When comparing the % of B atoms contained in Mg(BH₄)₂ (the only B-phase containing hydrogen among the products) in each sample with the amount of hydrogen released during the volumetric measurements (figure 3) it appears as if the values reported in table 2 for the % B atoms in Mg(BH₄)₂ are slightly underestimated. Although we do not possess a piece of direct evidence, this inconsistency might be justified by the presence of nanocrystalline MgH₂ among the reaction products. In fact, the NMR analyses of figures 5 and 6 clearly indicated that during milling an increasing amount of boron is freed into the system due to an incomplete conversion of MgB₂ into Mg(BH₄)₂. Consequently, an increasing amount of Mg should be also present among the reaction products.
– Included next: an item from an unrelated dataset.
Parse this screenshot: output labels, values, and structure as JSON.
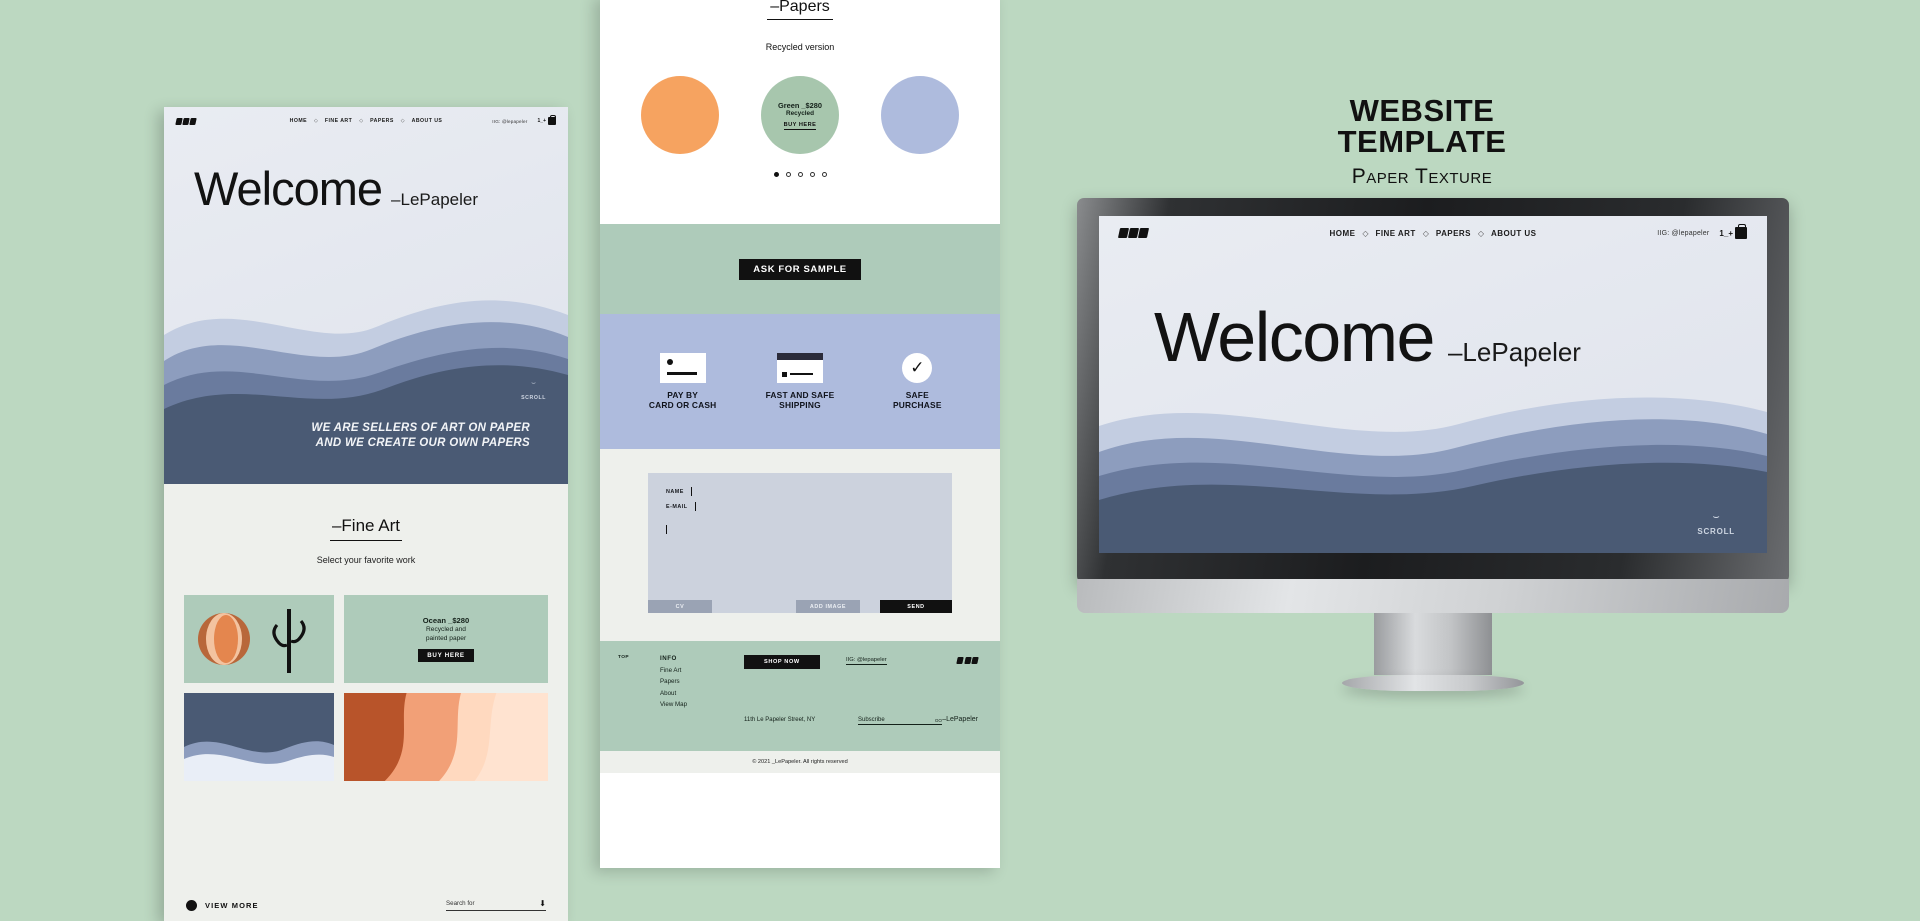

Considering that in the ex-situ PXD analysis of figure 1 the diffraction peaks of Mg (present already in the as-received material) do not increase in intensity, the additional Mg formed during the milling processes might be in a nanocrystalline state. Thus, it might at least partially react with hydrogen to form MgH₂. In fact, it was reported that nanocrystalline Mg can react with hydrogen to form MgH₂ already at room temperature [63].
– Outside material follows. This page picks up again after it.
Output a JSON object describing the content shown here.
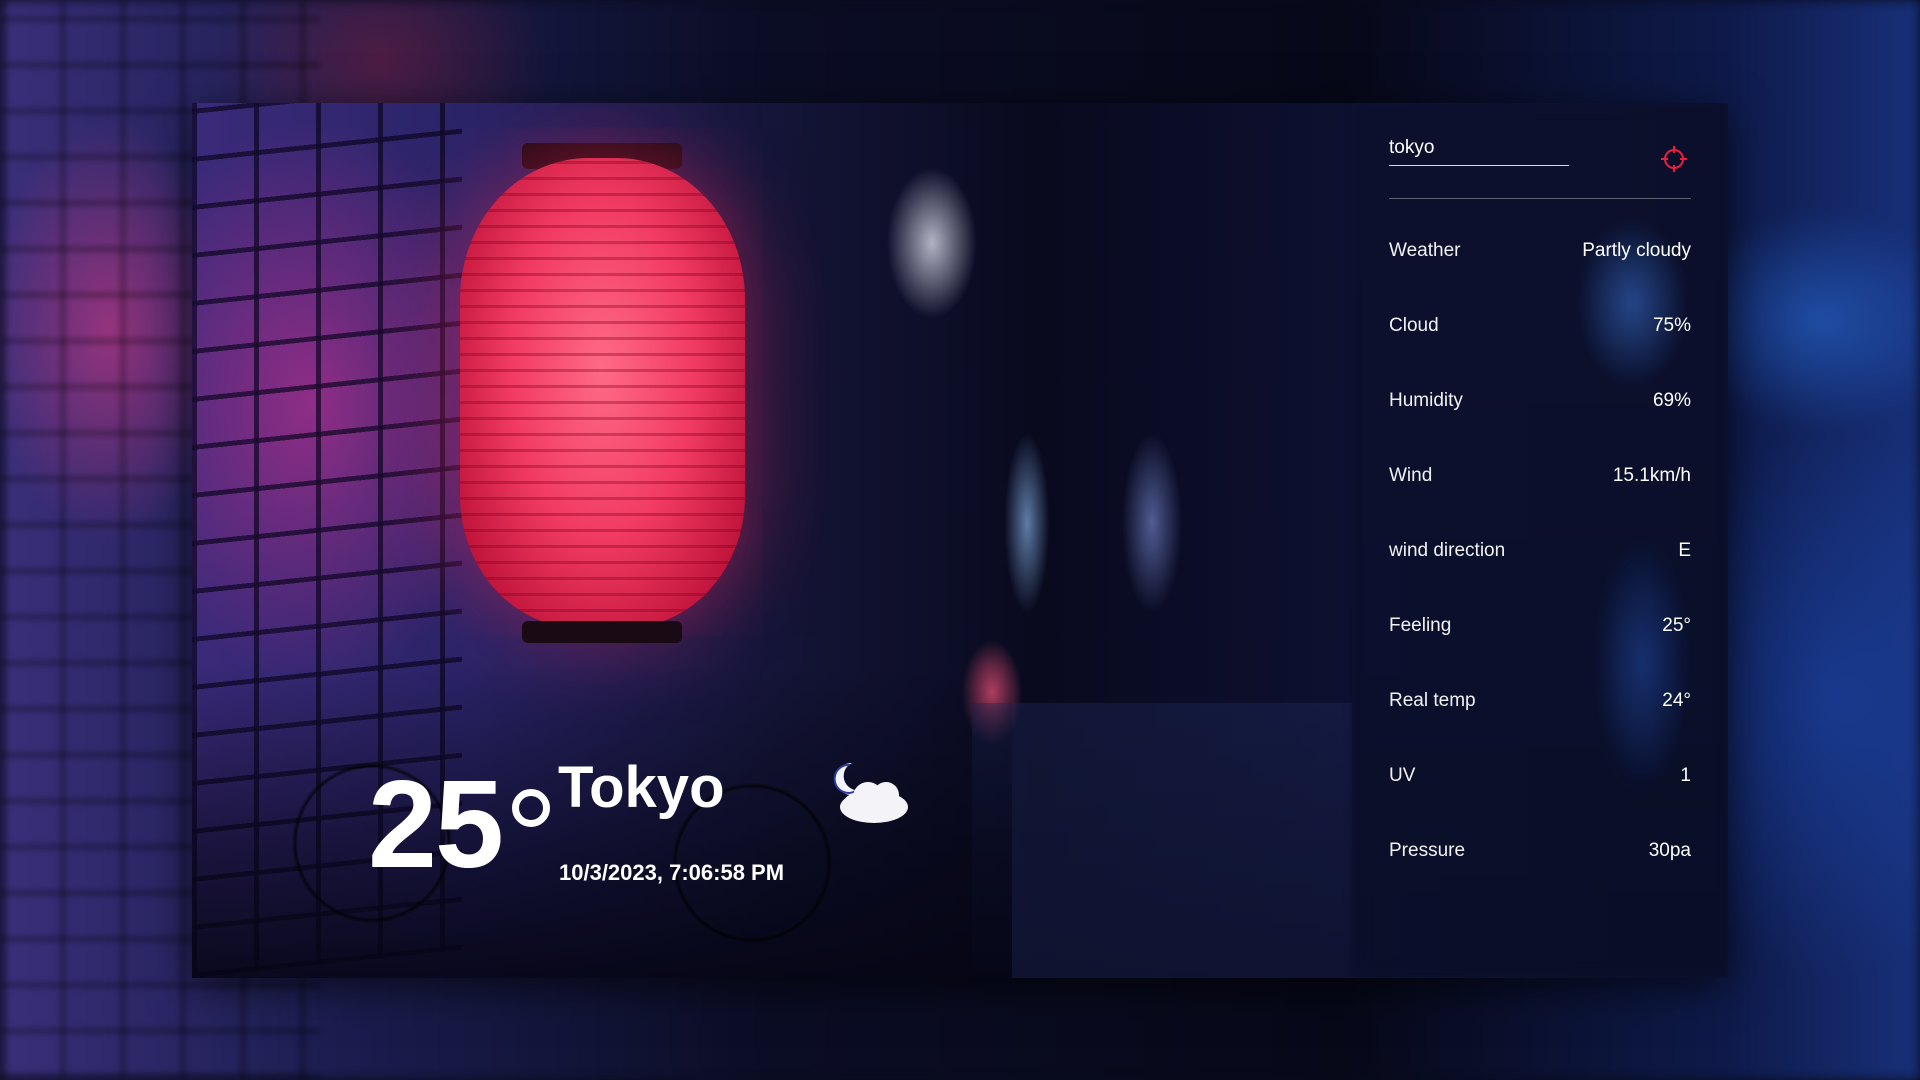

It is important to mention that so far the impact of the energy transferred during particle-to-particle collisions in mechanochemical activated/sustained processes involving powdery materials has been always considered to be irrelevant. In this work, we prove that this energy contribution is not negligible, and to the best of our knowledge, an attempt to quantify it was made for the first time.

In this work, the effect of the energy transferred through particle-to-particle collisions during the milling process of MgB₂ under a hydrogen atmosphere was studied. The obtained pieces of evidence demonstrated that this energy allowed the partial hydrogenation of the starting MgB₂ to form Mg(BH₄)₂. Owing to a series of MAS NMR measurements and numerical simulations it has been possible to find out that consequently to the mechanochemical treatment a fraction of the starting MgB₂ is converted in α- or β-rhombohedral boron. Although, it has not been possible to irrefutably prove it, the formation of Mg and/or MgH₂ is also expected. Taking advantage of the kinematic model developed by Burgio et al, an attempt to estimate the collision energy for each particle was made for the first time, to the best of the authors' knowledge. The results of this calculation revealed that for the applied measurement conditions and powder features, the energy transferred during a single particle-to-particle impact is 5–6 order of magnitude smaller than the typical energy transferred during ball-to-powder impact during a similar milling process carried out in the presence of grinding media. This work opens a new frontier on the study of the synthesis of material under low-energy mechanochemical input in reactive atmospheres.

The authors of this work are grateful to Dr Nils Bergemann and Dr Pau Nolis for the support in performing part of the presented analyses.

The data that support the findings of this study are available upon reasonable request from the authors.